History China joined the Formula 1 calendar in 2004 at a purpose-built circuit on the outskirts of one of the largest cities in the world, Shanghai.Installed as a late-season event – holding the finale in 2005 – the Grand Prix switched to an April date in 2009 and has remained as one of the early rounds since.
The 16-turn 5.451 km circuit, built on swampland, has remained relatively unchanged since its debut in 2004, the track layout bearing inspiration from the Chinese symbol ‘shang’, in deference to the nearby city.
The track features a mixture of corners, with the most iconic surely the snail-like Turn 1, a gradually tightening right-hander that bends 270 degrees before opening out to send drivers propelling towards the Turn 6 hairpin.
A fast sequence of sweeping turns follows, before a couple of medium-speed left handers, culminating in a tight left-hander, which leads onto the all-important kilometre-long back straight, the best overtaking opportunity on the track.
Picking a braking point for the Turn 14 hairpin is vital, while the final corner – a fourth-gear left-hand flick – can be deceptively tricky, with plenty of drivers misjudging the bend and compromising their downhill run to the pit straight, itself ensconced beneath overarching paddock buildings, creating a stadium-like feel for drivers.
“The first few corners are notorious for tyre degradation and later on in the lap, Turn 13 is another long right-hander that takes even more life out of them,” says Renault’s Nico Hulkenberg of the front-limited circuit.
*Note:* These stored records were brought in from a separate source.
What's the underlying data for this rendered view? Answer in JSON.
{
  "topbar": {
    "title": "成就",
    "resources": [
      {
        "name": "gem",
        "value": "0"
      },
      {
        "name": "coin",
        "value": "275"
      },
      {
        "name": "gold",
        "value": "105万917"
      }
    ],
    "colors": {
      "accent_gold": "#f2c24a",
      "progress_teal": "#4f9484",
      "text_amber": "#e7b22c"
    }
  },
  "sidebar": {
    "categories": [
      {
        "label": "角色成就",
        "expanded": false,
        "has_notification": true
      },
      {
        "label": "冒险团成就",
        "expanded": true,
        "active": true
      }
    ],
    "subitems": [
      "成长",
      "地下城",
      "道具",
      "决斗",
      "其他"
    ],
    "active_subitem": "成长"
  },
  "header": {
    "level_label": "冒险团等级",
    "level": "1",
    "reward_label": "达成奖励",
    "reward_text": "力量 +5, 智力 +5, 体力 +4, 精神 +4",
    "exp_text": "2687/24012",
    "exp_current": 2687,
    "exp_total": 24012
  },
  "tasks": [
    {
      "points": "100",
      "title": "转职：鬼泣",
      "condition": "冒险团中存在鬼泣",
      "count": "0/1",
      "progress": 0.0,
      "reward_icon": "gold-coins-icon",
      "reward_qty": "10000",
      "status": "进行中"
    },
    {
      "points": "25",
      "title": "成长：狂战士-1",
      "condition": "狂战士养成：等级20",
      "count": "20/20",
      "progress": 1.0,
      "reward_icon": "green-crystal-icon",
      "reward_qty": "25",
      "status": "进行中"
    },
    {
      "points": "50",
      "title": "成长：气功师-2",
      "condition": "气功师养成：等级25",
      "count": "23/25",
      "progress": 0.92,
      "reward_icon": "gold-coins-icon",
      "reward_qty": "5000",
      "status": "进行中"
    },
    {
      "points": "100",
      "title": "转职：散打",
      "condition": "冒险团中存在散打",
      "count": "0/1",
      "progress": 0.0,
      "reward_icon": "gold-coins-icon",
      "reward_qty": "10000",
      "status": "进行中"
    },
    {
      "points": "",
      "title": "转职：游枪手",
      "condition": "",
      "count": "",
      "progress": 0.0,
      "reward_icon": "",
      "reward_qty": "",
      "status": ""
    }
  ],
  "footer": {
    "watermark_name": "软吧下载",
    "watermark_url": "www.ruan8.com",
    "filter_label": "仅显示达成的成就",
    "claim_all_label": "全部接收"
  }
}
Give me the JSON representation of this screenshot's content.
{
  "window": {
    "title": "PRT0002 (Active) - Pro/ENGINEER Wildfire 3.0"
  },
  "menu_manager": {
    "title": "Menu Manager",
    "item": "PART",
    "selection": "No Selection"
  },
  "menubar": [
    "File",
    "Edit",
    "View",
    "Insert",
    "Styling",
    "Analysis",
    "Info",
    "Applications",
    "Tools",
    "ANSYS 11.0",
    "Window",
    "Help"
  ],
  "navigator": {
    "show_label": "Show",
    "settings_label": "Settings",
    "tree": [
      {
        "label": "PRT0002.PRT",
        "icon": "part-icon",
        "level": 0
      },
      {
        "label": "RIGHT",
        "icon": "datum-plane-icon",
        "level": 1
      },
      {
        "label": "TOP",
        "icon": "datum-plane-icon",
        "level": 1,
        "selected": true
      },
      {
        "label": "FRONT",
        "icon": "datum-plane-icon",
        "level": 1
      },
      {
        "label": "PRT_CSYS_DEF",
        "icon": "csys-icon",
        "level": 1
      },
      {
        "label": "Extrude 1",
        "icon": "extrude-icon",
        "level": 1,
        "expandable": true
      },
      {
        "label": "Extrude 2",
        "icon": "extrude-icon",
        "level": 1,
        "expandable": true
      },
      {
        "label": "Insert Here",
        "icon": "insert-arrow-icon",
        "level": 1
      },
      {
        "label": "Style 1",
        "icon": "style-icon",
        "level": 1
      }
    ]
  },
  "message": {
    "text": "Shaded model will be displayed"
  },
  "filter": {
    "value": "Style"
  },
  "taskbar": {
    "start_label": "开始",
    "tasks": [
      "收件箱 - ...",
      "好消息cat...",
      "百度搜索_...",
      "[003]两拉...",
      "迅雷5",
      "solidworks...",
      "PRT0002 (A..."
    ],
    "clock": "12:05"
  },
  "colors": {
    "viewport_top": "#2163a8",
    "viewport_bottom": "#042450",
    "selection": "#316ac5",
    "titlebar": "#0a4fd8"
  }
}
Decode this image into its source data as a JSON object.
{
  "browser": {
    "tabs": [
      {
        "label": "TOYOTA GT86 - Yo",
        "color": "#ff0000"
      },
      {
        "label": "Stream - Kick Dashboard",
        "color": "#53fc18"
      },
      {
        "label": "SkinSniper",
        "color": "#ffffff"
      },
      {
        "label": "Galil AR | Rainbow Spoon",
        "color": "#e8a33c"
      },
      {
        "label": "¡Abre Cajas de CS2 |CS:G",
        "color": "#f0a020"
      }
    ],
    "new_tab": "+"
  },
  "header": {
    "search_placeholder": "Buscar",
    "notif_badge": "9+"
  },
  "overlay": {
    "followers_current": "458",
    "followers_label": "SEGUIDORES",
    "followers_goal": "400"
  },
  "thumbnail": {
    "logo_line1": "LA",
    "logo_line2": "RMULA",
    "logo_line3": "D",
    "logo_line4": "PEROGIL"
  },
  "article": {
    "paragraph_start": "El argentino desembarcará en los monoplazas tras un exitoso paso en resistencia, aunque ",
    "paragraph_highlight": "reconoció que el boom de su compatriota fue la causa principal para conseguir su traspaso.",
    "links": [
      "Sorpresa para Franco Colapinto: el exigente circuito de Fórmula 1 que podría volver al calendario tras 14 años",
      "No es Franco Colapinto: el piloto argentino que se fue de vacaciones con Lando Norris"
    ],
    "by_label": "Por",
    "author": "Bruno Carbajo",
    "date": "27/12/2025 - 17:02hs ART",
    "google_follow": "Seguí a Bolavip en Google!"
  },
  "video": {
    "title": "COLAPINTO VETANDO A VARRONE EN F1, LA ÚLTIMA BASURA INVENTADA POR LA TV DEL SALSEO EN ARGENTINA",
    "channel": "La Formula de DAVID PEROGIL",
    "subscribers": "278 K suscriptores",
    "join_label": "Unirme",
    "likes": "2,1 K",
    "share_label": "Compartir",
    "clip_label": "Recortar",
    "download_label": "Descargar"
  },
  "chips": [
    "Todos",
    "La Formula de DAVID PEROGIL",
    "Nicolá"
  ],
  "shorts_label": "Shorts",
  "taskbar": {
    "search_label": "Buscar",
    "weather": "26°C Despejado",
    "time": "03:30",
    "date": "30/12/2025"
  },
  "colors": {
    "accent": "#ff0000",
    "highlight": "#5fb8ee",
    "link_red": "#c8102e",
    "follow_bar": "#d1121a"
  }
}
“After that unique first sector, the rest of the lap has a bit of everything from low-speed to high-speed, which makes it challenging to find a balanced set-up.
“There’s a big long straight where you have enough time for a game of chess as you’re going in a straight line with your foot hard down for so long, then you wake up and you’re hard on the brakes.
“It’s really important to get your braking right there as it’s a pretty important corner.”
What happened in 2017?
Rain before the race prompted most drivers to start on Intermediate tyres and pole sitter Lewis Hamilton led away – though rival Sebastian Vettel blinked first, switching to slicks.
However, Vettel’s prospects were hampered when the Safety Car was deployed after Antonio Giovinazzi crashed heavily on the pit straight, giving his opponents a free pit stop for dry rubber, and he dropped to fifth.
From there, Hamilton was relatively untroubled en route to the chequered flag, while Vettel put in a starring recovery to reclaim second, rubbing wheels with Daniel Ricciardo before profiting from a Max Verstappen error.
In turn, Verstappen’s outstanding first lap from a compromised grid position contributed towards his third-placed finish, as he fended off late pressure from Red Bull team-mate Daniel Ricciardo.
Hamilton’s victory was his fifth at the Chinese Grand Prix, extending his record as by far the most successful driver at the venue.
Hamilton triumphed for McLaren in 2008 and 2011, and also took back-to-back victories in 2014 and 2015 in Mercedes colours.
Fernando Alonso (2005, 2013) and the now-retired Nico Rosberg (2012, 2016) are the only other multiple winners at the Shanghai International Circuit.
Of the current crop of drivers, Kimi Raikkonen (2007) and Sebastian Vettel (2009) are the other victors – the latter marking Red Bull’s first win in Formula 1.
Hamilton is also the one-lap expert at Shanghai, having led qualifying on six occasions (2007, 2008, 2013, 2014, 2015, 2017), while Vettel (2009, 2010, 2011) and Alonso (2005, 2006) are the other Chinese Grand Prix polesitters on the current grid.